On February 18 2020, the then acting city manager officially approved the appointment of SK Business Consultants for six months.
“The need for these services was identified during 2019, and therefore no emergency existed and the reason put forward in the application to deviate does not appear justified or valid,” the PwC report states.
“As part of the EOI process, the bid evaluation committee had already recommended service providers, which were identified as being functional to be appointed on an ‘as and when’ required basis to provide these services to the municipality.
“The reason provided for the urgency in the memorandum dated February 5 2020 for the deviation was that ‘due to the urgency and risks posed by the SMMEs it is impractical to follow the normal procurement processes’.
“The reason for the devia
tion does not appear to be plausible as only the approval of the bid adjudication committee and the city manager was required to conclude the supply chain management process that had commenced in 2019 and, as such, there was no urgency requiring that a deviation be obtained.”
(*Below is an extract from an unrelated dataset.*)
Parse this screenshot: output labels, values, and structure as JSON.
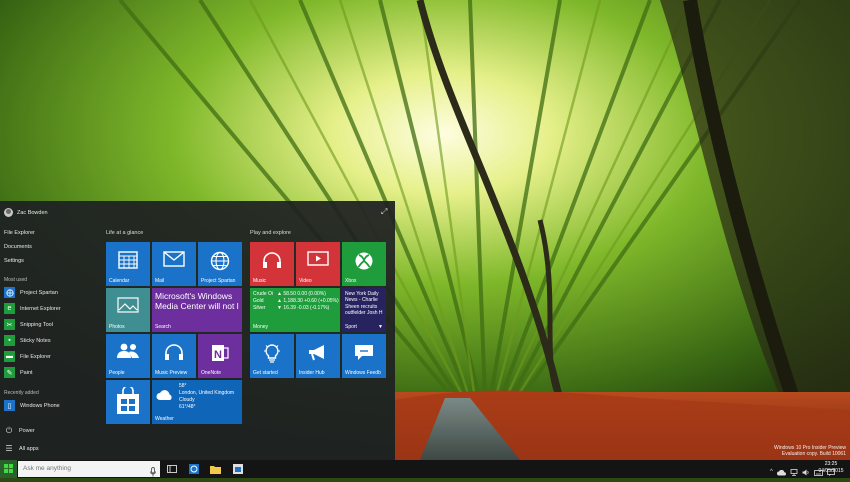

According to PwC, it was unclear how SK Business Consultants was identified to be the consultant after three of the companies recommended by the evaluation committee had applied again via the deviation.
One of the companies even submitted a quote for R1.9m, less than half of SK Business Consultants’ R4m.
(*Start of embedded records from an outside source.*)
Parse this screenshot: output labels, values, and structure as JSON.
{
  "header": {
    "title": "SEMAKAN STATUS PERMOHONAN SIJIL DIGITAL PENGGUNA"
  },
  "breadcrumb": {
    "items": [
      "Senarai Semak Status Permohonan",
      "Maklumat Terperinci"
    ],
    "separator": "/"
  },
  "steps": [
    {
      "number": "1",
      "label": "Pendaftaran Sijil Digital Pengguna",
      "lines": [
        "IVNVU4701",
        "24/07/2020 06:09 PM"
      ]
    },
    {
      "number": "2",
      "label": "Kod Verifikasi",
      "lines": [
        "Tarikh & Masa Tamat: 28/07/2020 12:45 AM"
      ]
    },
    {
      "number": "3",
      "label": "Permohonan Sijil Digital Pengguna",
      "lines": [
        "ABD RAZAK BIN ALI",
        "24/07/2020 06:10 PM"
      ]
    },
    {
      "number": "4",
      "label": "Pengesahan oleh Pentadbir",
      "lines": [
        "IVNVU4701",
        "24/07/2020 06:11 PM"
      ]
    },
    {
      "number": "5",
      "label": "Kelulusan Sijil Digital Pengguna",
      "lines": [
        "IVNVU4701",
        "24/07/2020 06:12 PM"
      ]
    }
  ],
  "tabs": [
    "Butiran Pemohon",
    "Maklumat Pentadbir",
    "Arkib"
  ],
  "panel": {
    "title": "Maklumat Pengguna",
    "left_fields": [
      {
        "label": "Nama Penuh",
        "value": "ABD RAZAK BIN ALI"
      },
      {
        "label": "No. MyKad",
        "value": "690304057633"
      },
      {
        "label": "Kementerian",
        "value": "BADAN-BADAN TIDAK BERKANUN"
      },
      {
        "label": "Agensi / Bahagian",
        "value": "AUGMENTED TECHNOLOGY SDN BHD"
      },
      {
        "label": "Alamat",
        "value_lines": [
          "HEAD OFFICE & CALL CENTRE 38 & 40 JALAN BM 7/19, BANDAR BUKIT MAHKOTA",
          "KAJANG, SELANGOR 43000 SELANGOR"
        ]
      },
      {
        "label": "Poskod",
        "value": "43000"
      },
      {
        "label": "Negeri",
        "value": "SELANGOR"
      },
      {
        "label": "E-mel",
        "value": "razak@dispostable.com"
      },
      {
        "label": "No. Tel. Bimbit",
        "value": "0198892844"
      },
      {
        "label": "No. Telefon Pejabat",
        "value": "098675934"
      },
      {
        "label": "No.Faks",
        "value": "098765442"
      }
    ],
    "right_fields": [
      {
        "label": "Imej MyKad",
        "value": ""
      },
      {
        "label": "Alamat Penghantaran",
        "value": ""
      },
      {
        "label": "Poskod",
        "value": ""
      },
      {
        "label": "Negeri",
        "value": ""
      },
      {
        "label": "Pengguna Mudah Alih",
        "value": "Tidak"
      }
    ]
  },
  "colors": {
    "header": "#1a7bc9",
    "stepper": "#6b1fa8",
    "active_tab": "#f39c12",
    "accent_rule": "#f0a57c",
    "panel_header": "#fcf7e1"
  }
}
“We could not determine how or under what circumstances SKBC was identified and provided a proposal,” the PwC report states.
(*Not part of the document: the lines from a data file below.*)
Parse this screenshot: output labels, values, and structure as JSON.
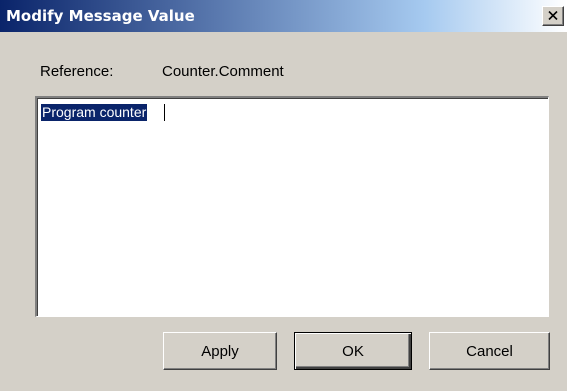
{
  "window": {
    "title": "Modify Message Value",
    "close_label": "X"
  },
  "reference": {
    "label": "Reference:",
    "value": "Counter.Comment"
  },
  "message": {
    "text": "Program counter",
    "selected": true
  },
  "buttons": {
    "apply": "Apply",
    "ok": "OK",
    "cancel": "Cancel"
  },
  "icons": {
    "close": "close-icon"
  },
  "colors": {
    "titlebar_start": "#0a246a",
    "titlebar_end": "#a6caf0",
    "dialog_bg": "#d4d0c8",
    "selection_bg": "#0a246a"
  }
}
The probe found that SK Business Consultants’ proposal document was undated while its attached presentation was dated November 1 2018.
“Kubashe was also unable to advise how it transpired that SKBC submitted its proposal.
“Andries, however, advised that he was aware of SKBC and their services as they had rendered similar services and had gained the trust of exempted micro enterprises in the municipality.
“He had thus taken the decision to invite SKBC to propose for the services.”
According to the report, with three service providers already recommended by the evaluations committee, it was unclear how or why Andries found it necessary to contact SK Business Consultants.
“Unless the intention was to specially appoint this new service provider.”
The PwC report revealed that Andries had decided that the three companies had limited experience with SMMEs.
“According to [chief financial officer Selwyn] Thys, it was unusual that in one process [the EOI] the three companies were recorded as having met the required criteria and recommended for the award, yet in another similar process, the same companies were deemed non-responsive.
“It is unclear how Andries independently reached this conclusion, whereas the BEC had found that these service providers were compliant and functional and recommended to the BAC [bid adjudication committee] for the award of the same services.”
It was also found that SK Business Consultants did not reference any experience, yet Andries had decided the company met all the requirements.
A month after being appointed, the municipality and SK Business Consultants entered into a fresh service level agreement, this time for a further six-month period.
This was followed by a three-year service level agreement in November 2020 when the municipality called for tenders for a socioeconomic consultant.
Only one bid was received in the form of a joint venture (JV) in the name of Moximark (Pty) Ltd-NMB EDC JV.
Patel, in his legal opinion, found that PwC had picked up discrepancies regarding the possible tampering of the tender document submitted by Moximark.
“Despite the JV bid not having all its required and necessary supporting documents, the chair of the BEC, Wandisile Makwabe, recommended to the BAC that the new tender awarded be made to Moximark (Pty) Ltd-NMB EDC JV for three years at a value of R17.2m.”
The bid adjudication committee then made the same recommendation to the acting city manager.
Qaba, then acting as city manager, concluded the service level agreement with Moximark in the amount of R51m.
“This eliminated the JV partners and approved R34.5m more than the approved tender amount, though Moximark did not submit a bid on its own but rather a joint venture.”
The service level agreement was prepared by Andries and signed off by Qaba.